Storicamente, le azioni si sono dimostrate un perno strutturale contro l’inflazione, grazie alla crescita dei ricavi e degli utili nominali. Una caratteristica che l’immobiliare non garantisce in ogni fase del ciclo e che l’obbligazionario, per costruzione, non può offrire in modo sistematico.

L’obbligazionario rimane uno strumento di stabilità e gestione del rischio, ma soffre nei contesti di inflazione persistente. L’immobiliare può offrire protezione in specifiche fasi e localizzazioni, ma non rappresenta una copertura universale.

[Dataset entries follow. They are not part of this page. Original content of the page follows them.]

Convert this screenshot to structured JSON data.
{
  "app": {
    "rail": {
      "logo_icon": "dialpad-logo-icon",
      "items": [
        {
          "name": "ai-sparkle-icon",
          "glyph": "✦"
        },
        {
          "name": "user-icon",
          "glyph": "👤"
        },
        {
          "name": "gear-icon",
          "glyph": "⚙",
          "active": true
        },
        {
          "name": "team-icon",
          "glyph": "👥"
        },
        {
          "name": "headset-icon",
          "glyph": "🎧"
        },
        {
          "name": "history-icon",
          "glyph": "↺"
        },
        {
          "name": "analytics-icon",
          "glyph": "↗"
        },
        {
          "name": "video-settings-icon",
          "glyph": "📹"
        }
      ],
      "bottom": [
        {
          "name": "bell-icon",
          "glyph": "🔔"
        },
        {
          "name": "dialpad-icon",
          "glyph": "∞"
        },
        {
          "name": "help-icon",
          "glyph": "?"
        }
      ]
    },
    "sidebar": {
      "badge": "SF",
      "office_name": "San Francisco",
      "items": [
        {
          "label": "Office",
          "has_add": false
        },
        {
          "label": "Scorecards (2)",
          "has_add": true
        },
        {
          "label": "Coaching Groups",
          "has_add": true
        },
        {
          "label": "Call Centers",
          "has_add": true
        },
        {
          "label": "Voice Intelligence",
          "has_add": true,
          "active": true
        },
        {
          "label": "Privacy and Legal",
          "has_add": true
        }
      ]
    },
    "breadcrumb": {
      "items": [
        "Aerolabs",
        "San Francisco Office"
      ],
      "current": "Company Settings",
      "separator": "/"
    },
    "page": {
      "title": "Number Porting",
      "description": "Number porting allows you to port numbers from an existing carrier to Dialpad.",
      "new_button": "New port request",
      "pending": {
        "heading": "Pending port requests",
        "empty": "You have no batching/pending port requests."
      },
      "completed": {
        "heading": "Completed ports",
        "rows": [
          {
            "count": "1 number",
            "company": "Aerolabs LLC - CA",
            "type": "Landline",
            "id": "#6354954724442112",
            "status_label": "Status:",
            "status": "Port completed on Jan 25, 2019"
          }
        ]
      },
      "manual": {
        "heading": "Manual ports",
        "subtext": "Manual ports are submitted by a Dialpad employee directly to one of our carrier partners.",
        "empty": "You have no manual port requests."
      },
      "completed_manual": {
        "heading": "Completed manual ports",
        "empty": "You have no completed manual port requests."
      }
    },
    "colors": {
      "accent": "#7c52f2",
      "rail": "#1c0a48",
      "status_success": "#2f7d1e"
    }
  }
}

Tre mercati, tre logiche profondamente diverse

Immobiliare, obbligazionario e azionario sono spesso messi sullo stesso piano nel dibattito pubblico, ma rispondono a logiche economiche e finanziarie molto diverse.

Il mercato immobiliare è un asset reale, caratterizzato da bassa liquidità, forte dipendenza dal ciclo creditizio e da un’elevata componente locale. Il prezzo di un immobile non riflette solo domanda e offerta, ma incorpora variabili fiscali, regolamentari, demografiche e finanziarie. Inoltre, il rendimento è spesso percepito in modo distorto perché si confonde il valore lordo con il ritorno netto effettivo.

Il mercato obbligazionario è invece governato dalla struttura a termine dei tassi di interesse, dal rischio di credito e dalle aspettative sull’inflazione. Un titolo di Stato o una obbligazione corporate sono strumenti contrattuali, con flussi di cassa predefiniti, la cui volatilità è spesso sottovalutata nelle fasi di rialzo dei tassi.

Il mercato azionario rappresenta una partecipazione diretta al capitale produttivo. Le azioni riflettono crescita degli utili, produttività, innovazione e capacità di allocazione del capitale. Nel lungo periodo, sono l’unico asset finanziario che incorpora in modo strutturale la crescita reale dell’economia.

Immobiliare e costi nascosti, il rendimento che non si vede

Uno degli errori più comuni nell’analisi dell’immobiliare è fermarsi al prezzo di acquisto e di vendita, ignorando tutto ciò che sta nel mezzo. Il rendimento netto di un investimento immobiliare è spesso molto inferiore a quello percepito.

Tra i principali costi nascosti troviamo le imposte di acquisto, le spese notarili, le commissioni di intermediazione, i costi di manutenzione ordinaria e straordinaria, l’IMU, le spese condominiali, l’eventuale gestione dell’affitto e i periodi di sfitto. A questi si aggiunge il costo opportunità del capitale immobilizzato e, in presenza di mutuo, il costo del debito.

Nel 2025, con tassi ipotecari ancora sensibilmente più alti rispetto al 2024, il leverage immobiliare ha perso parte della sua attrattività. Il credito più caro ha agito come freno strutturale alla dinamica dei prezzi, comprimendo ulteriormente i rendimenti reali.

La tassazione, la grande discriminante

La fiscalità è uno degli elementi più sottovalutati nella scelta dell’asset class.
I titoli di Stato italiani godono di una tassazione agevolata al 12,5%, un vantaggio rilevante in termini di rendimento netto. Le obbligazioni corporate e i fondi obbligazionari sono invece tassati al 26%, rendendo cruciale il confronto tra rendimento lordo e rendimento reale dopo imposte e inflazione.

Le azioni, sia tramite titoli singoli che ETF, scontano anch’esse una tassazione al 26% sulle plusvalenze. Tuttavia, a differenza dell’obbligazionario, il rendimento azionario non è limitato da una cedola fissa e beneficia della capitalizzazione composta nel lungo periodo. È qui che la tassazione diventa una variabile secondaria rispetto alla crescita del sottostante.

Quindi…

Guardare al 2026 significa accettare l’incertezza come parte integrante dell’investimento. Nessun mercato è privo di rischi, nessun rendimento è garantito. Comprendere i meccanismi, i costi e le variabili fiscali consente però di fare scelte più consapevoli, senza rincorrere mode o narrazioni rassicuranti. Investire non è prevedere il futuro, ma prepararsi a più scenari possibili con lucidità e disciplina.